A butterfly hunter writing for Orion magazine describes:

 ... hairstreaks – "hair" for the tiny tails many kinds trail from their hindwings, "streak" for their stripes, or perhaps derived from their zippy flight. Many hairstreaks make their appearance early, then are seen no more ... Goldy-green with a white stripe below, it blends perfectly with its larval host ... I found the plant, and the butterfly, in its type locality (= place of original collection and description) – the Sandia Mountains, outside Albuquerque. What very different worlds: the beargrass mounts, the huge nearby casino, the city beyond. Hairstreaks, with their specific botanical needs and moist-spring ways, may be some of the first butterflies to feel the warming and drying, and to abandon historical ranges. But the Sandia is still there for now.

===Life cycle===
In March, the female lays its eggs on the stalks of Texas sacahuista (Nolina texana). Its caterpillars are naturally monophagous (feeding only) on this plant and eat both its flowers and its fruit during April. In May, the caterpillars crawl into the leaf litter under the plant and form a chrysalis. The adult butterfly emerges the following spring. Adults feed on the nectar of the same host plants used by their larvae. and look for a mate.

An entomologist at the University of California, Riverside, discovered they could be raised in the laboratory on Lotus scoparius with little or no retardation in development (whereas a few other picky lycaenids did not fare as well) suggesting that its ancestral range was once much larger.
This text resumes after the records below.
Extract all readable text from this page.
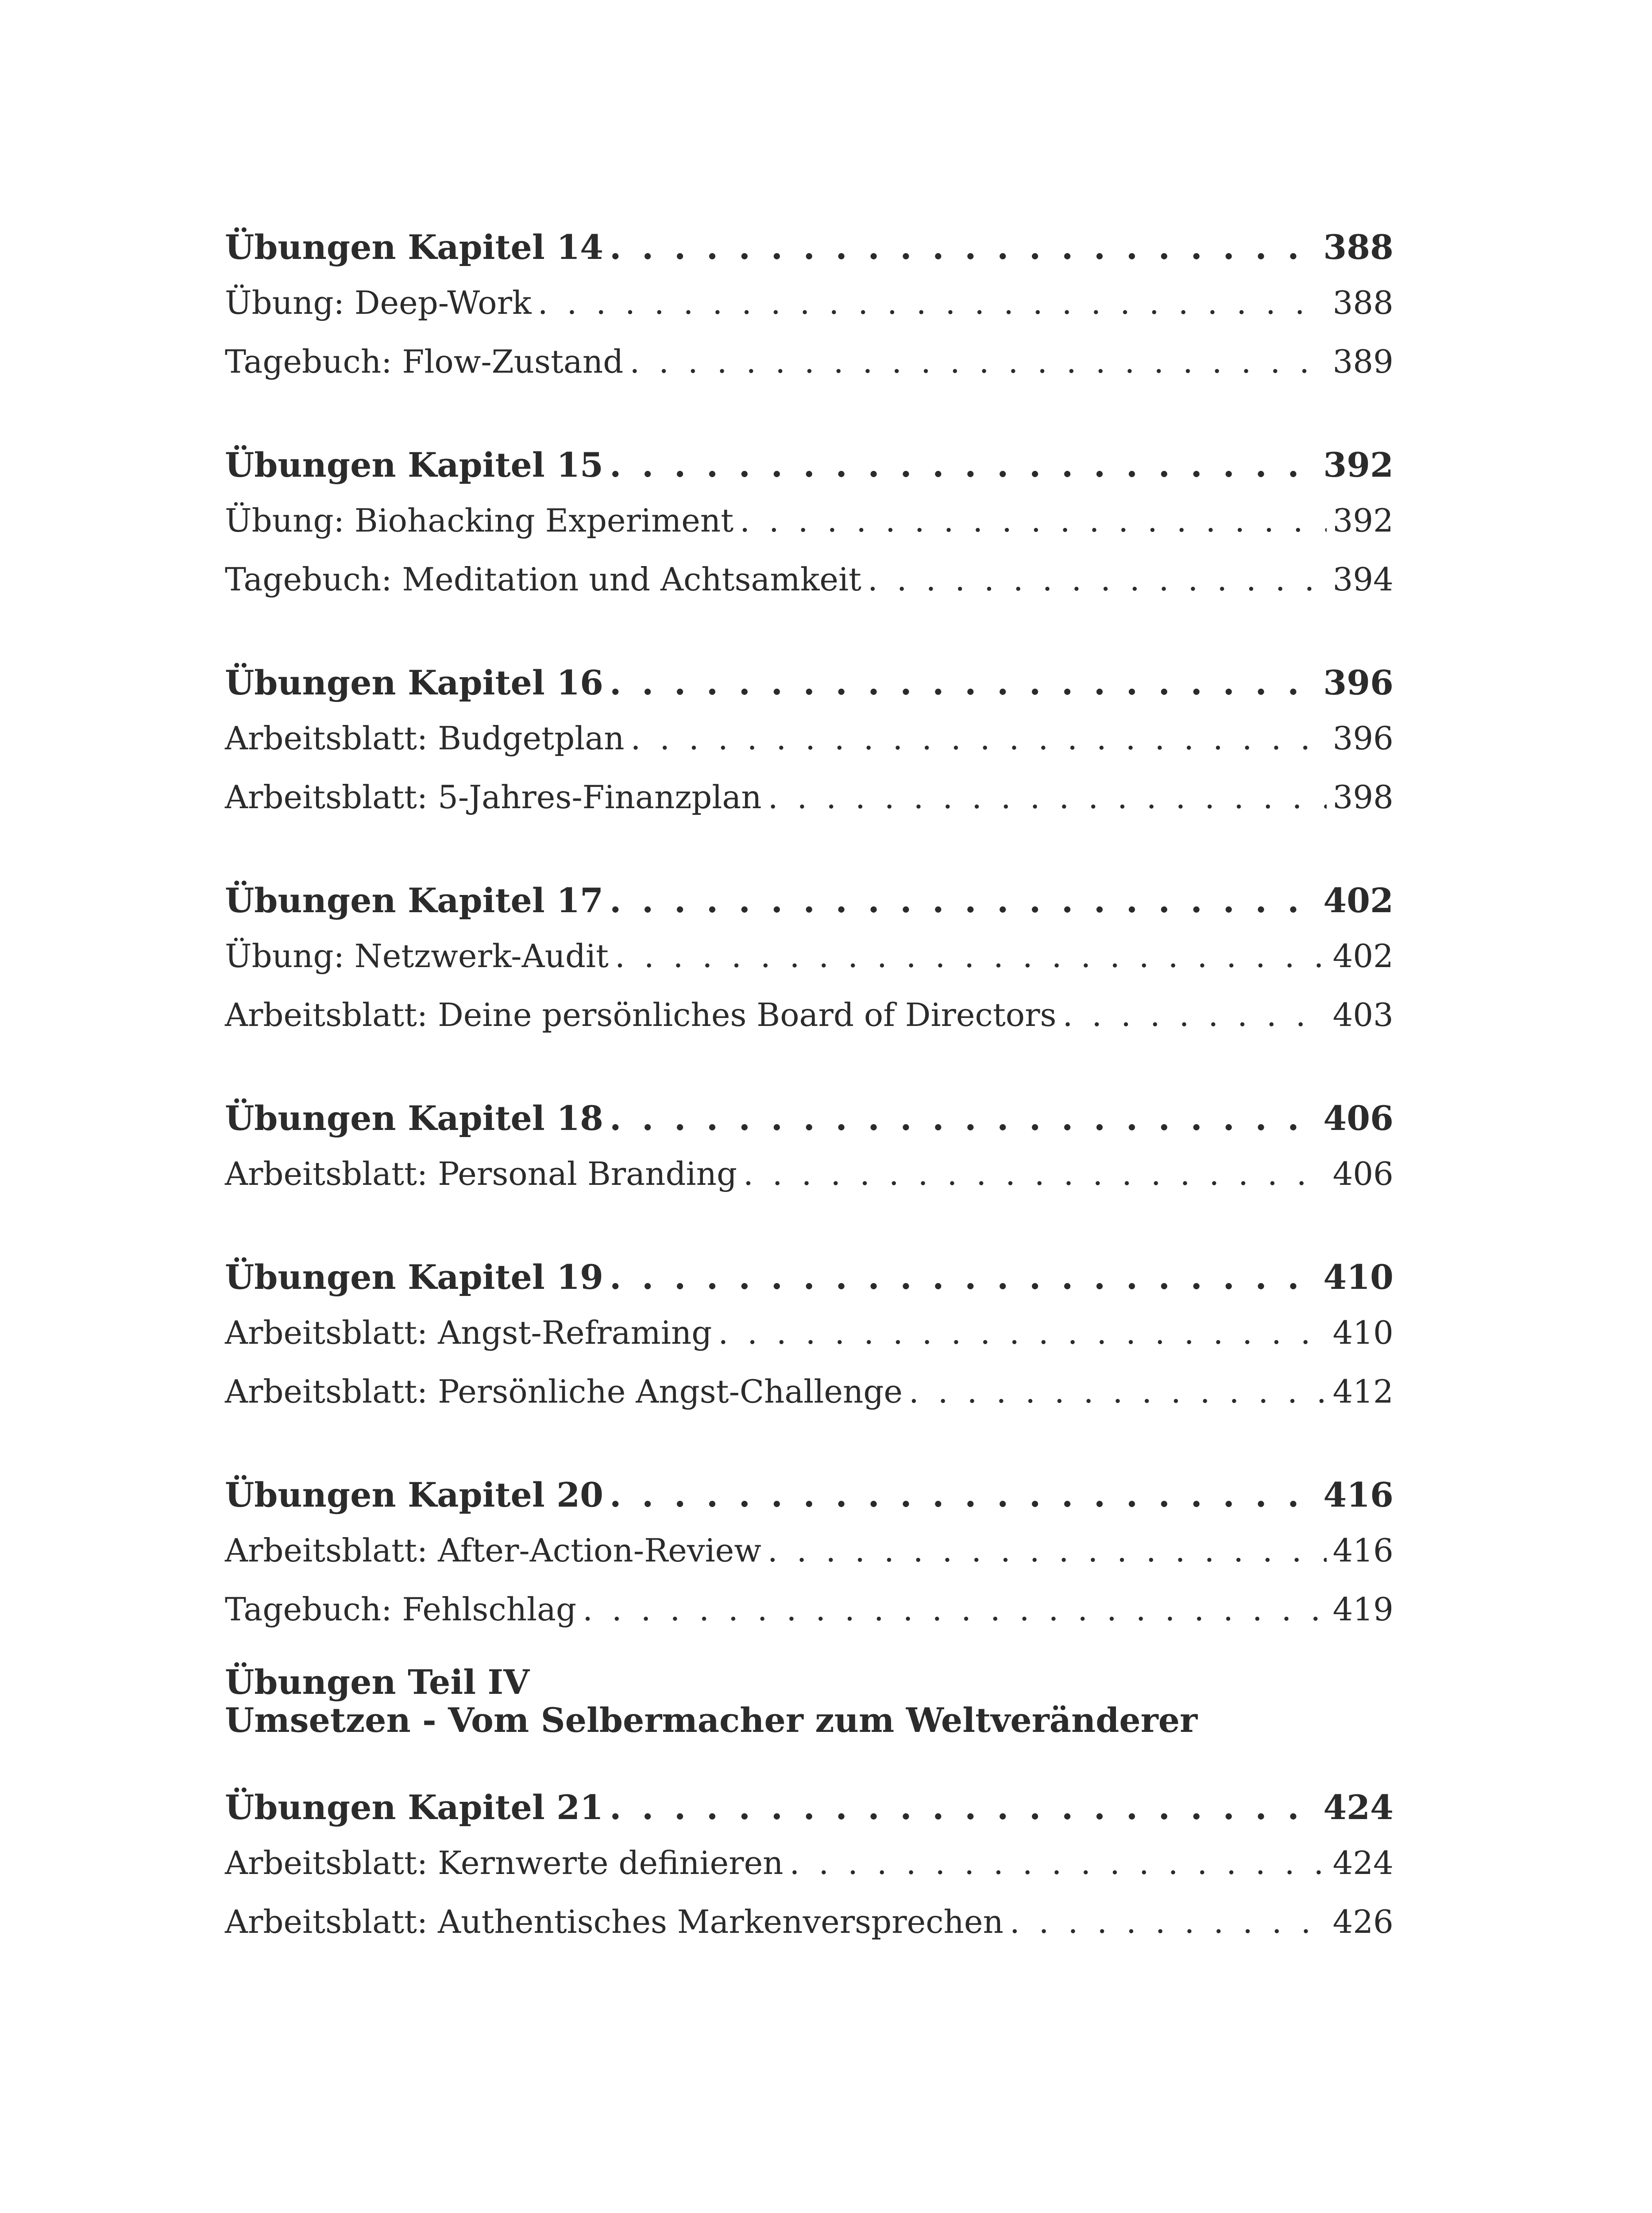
Übungen Kapitel 14 . . .	388
Übung: Deep-Work . . .	388
Tagebuch: Flow-Zustand . . .	389
Übungen Kapitel 15 . . .	392
Übung: Biohacking Experiment . . .	392
Tagebuch: Meditation und Achtsamkeit . . .	394
Übungen Kapitel 16 . . .	396
Arbeitsblatt: Budgetplan . . .	396
Arbeitsblatt: 5-Jahres-Finanzplan . . .	398
Übungen Kapitel 17 . . .	402
Übung: Netzwerk-Audit . . .	402
Arbeitsblatt: Deine persönliches Board of Directors . . .	403
Übungen Kapitel 18 . . .	406
Arbeitsblatt: Personal Branding . . .	406
Übungen Kapitel 19 . . .	410
Arbeitsblatt: Angst-Reframing . . .	410
Arbeitsblatt: Persönliche Angst-Challenge . . .	412
Übungen Kapitel 20 . . .	416
Arbeitsblatt: After-Action-Review . . .	416
Tagebuch: Fehlschlag . . .	419
Übungen Teil IV
Umsetzen - Vom Selbermacher zum Weltveränderer
Übungen Kapitel 21 . . .	424
Arbeitsblatt: Kernwerte definieren . . .	424
Arbeitsblatt: Authentisches Markenversprechen . . .	426
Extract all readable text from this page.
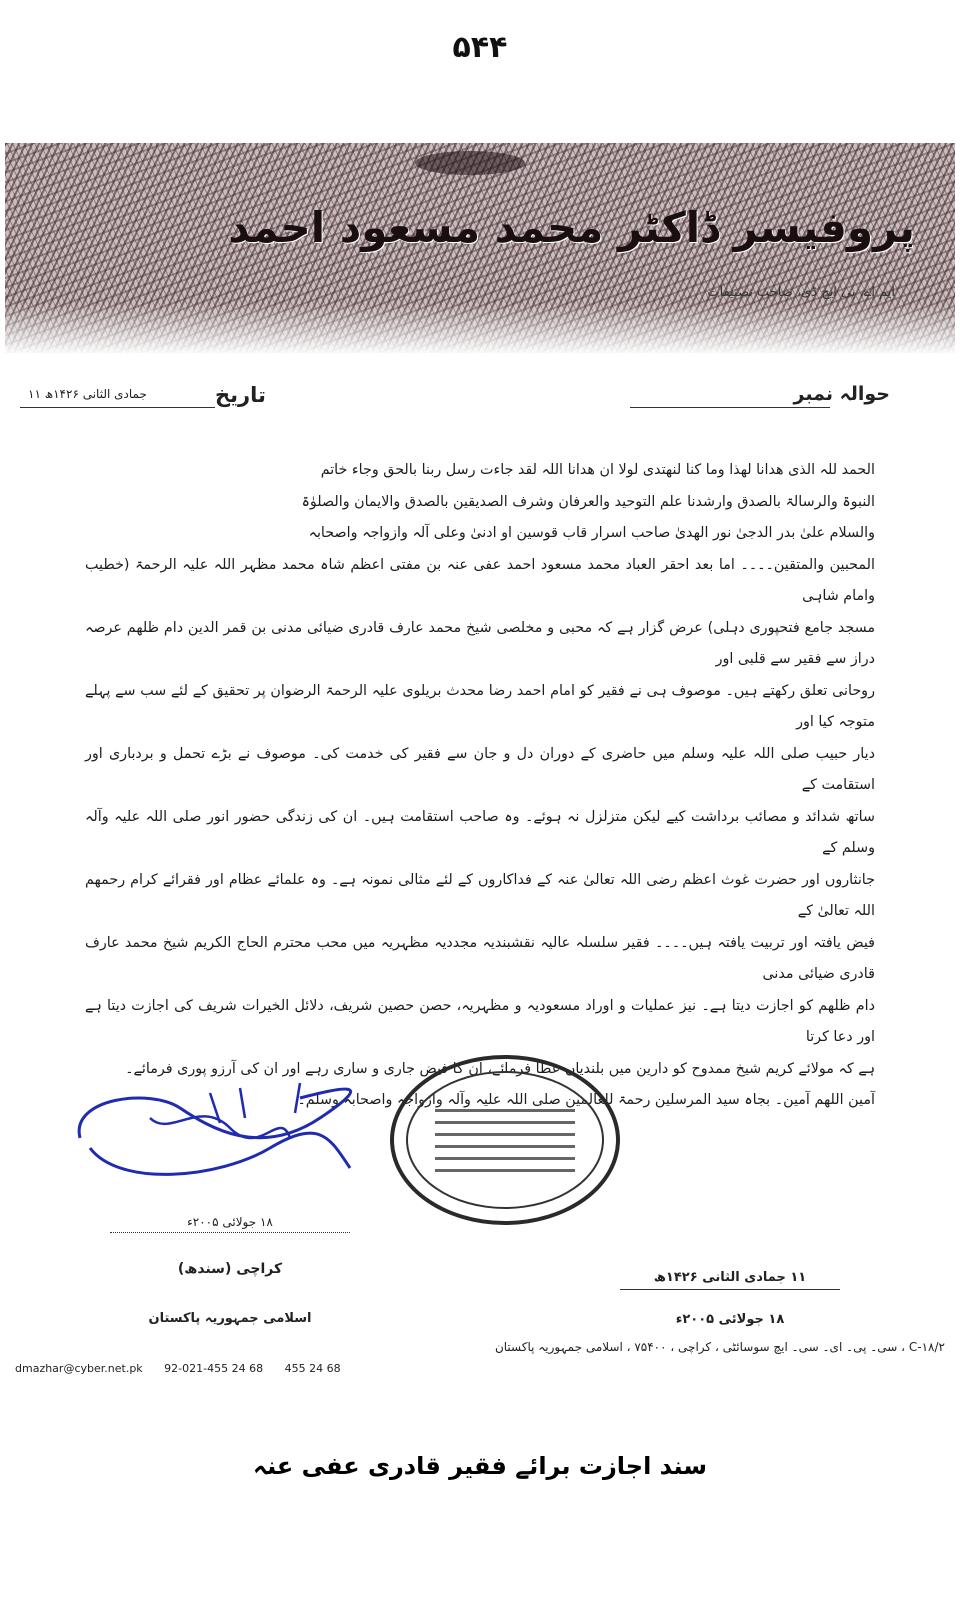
۵۴۴
پروفیسر ڈاکٹر محمد مسعود احمد
ایم اے، پی ایچ ڈی، صاحب تصنیفات
حوالہ نمبر
تاریخ
۱۱ جمادی الثانی ۱۴۲۶ھ

الحمد للہ الذی ھدانا لھذا وما کنا لنھتدی لولا ان ھدانا اللہ لقد جاءت رسل ربنا بالحق وجاء خاتم

النبوۃ والرسالۃ بالصدق وارشدنا علم التوحید والعرفان وشرف الصدیقین بالصدق والایمان والصلوٰۃ

والسلام علیٰ بدر الدجیٰ نور الھدیٰ صاحب اسرار قاب قوسین او ادنیٰ وعلی آلہ وازواجہ واصحابہ

المحبین والمتقین۔۔۔۔ اما بعد احقر العباد محمد مسعود احمد عفی عنہ بن مفتی اعظم شاہ محمد مظہر اللہ علیہ الرحمۃ (خطیب وامام شاہی

مسجد جامع فتحپوری دہلی) عرض گزار ہے کہ محبی و مخلصی شیخ محمد عارف قادری ضیائی مدنی بن قمر الدین دام ظلھم عرصہ دراز سے فقیر سے قلبی اور

روحانی تعلق رکھتے ہیں۔ موصوف ہی نے فقیر کو امام احمد رضا محدث بریلوی علیہ الرحمۃ الرضوان پر تحقیق کے لئے سب سے پہلے متوجہ کیا اور

دیار حبیب صلی اللہ علیہ وسلم میں حاضری کے دوران دل و جان سے فقیر کی خدمت کی۔ موصوف نے بڑے تحمل و بردباری اور استقامت کے

ساتھ شدائد و مصائب برداشت کیے لیکن متزلزل نہ ہوئے۔ وہ صاحب استقامت ہیں۔ ان کی زندگی حضور انور صلی اللہ علیہ وآلہ وسلم کے

جانثاروں اور حضرت غوث اعظم رضی اللہ تعالیٰ عنہ کے فداکاروں کے لئے مثالی نمونہ ہے۔ وہ علمائے عظام اور فقرائے کرام رحمھم اللہ تعالیٰ کے

فیض یافتہ اور تربیت یافتہ ہیں۔۔۔۔ فقیر سلسلہ عالیہ نقشبندیہ مجددیہ مظہریہ میں محب محترم الحاج الکریم شیخ محمد عارف قادری ضیائی مدنی

دام ظلھم کو اجازت دیتا ہے۔ نیز عملیات و اوراد مسعودیہ و مظہریہ، حصن حصین شریف، دلائل الخیرات شریف کی اجازت دیتا ہے اور دعا کرتا

ہے کہ مولائے کریم شیخ ممدوح کو دارین میں بلندیاں عطا فرمائے، ان کا فیض جاری و ساری رہے اور ان کی آرزو پوری فرمائے۔

آمین اللھم آمین۔ بجاہ سید المرسلین رحمۃ للعالمین صلی اللہ علیہ وآلہ وازواجہ واصحابہ وسلم۔

۱۸ جولائی ۲۰۰۵ء
کراچی (سندھ)
اسلامی جمہوریہ پاکستان
۱۱ جمادی الثانی ۱۴۲۶ھ
۱۸ جولائی ۲۰۰۵ء
۱۸/۲-C ، سی۔ پی۔ ای۔ سی۔ ایچ سوسائٹی ، کراچی ، ۷۵۴۰۰ ، اسلامی جمہوریہ پاکستان
dmazhar@cyber.net.pk 92-021-455 24 68 455 24 68
سند اجازت برائے فقیر قادری عفی عنہ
==Distribution and habitat==
The Sandia hairstreak has a range limited to yucca-agave desert in the Southwestern United States (specifically southeast Colorado south through New Mexico and western Texas) and northeast Mexico.

==State butterfly==
The Sandia hairstreak was made the official state butterfly of New Mexico by the New Mexico Legislature in 2004. In their declaration they opined that this species (despite its range beyond the state) was "thought of as uniquely New Mexican". Among the many other reasons they cited for naming the Sandia hairstreak as an official symbol include:

 ... an official butterfly symbol would add color, beauty and diversity to the state's array of existing symbols ... at least seventeen other states have official butterfly symbols ... butterflies enhance the beauty of the environment, and naming a butterfly symbol would benefit tourism and the economy of New Mexico by bringing attention to a New Mexico butterfly, by adding credibility to New Mexico among entomologists, which may encourage scientific research in the state, and by providing educational opportunities for study and appreciation of the butterfly and its habitat ... naming a New Mexico butterfly would enhance awareness of the importance of butterflies, in ecosystems as important pollinators for wildflowers and agricultural crops and promote the conservation of our natural wildlife heritage ... children love butterflies, and naming a New Mexico butterfly would bring joy to New Mexico's children ... the Sandia hairstreak symbolizes the ability of New Mexican residents to thrive year-round in a semiarid climate where different years bring floods and droughts and where the terrain is beautiful but rugged ... the Sandia hairstreak can be easily found by children among the native beargrass in New Mexico's wide-open spaces as well as in towns and cities where the beargrass plant grows ... the Sandia hairstreak, a New Mexico native, does not migrate, but stays in the New Mexico landscape year-round and has not been designated as the state butterfly for any other state.

The legislative session also commended a group of dancers that had performed an original dance presentation entitled "The New Mexico Gossamer Wing" for their benefit.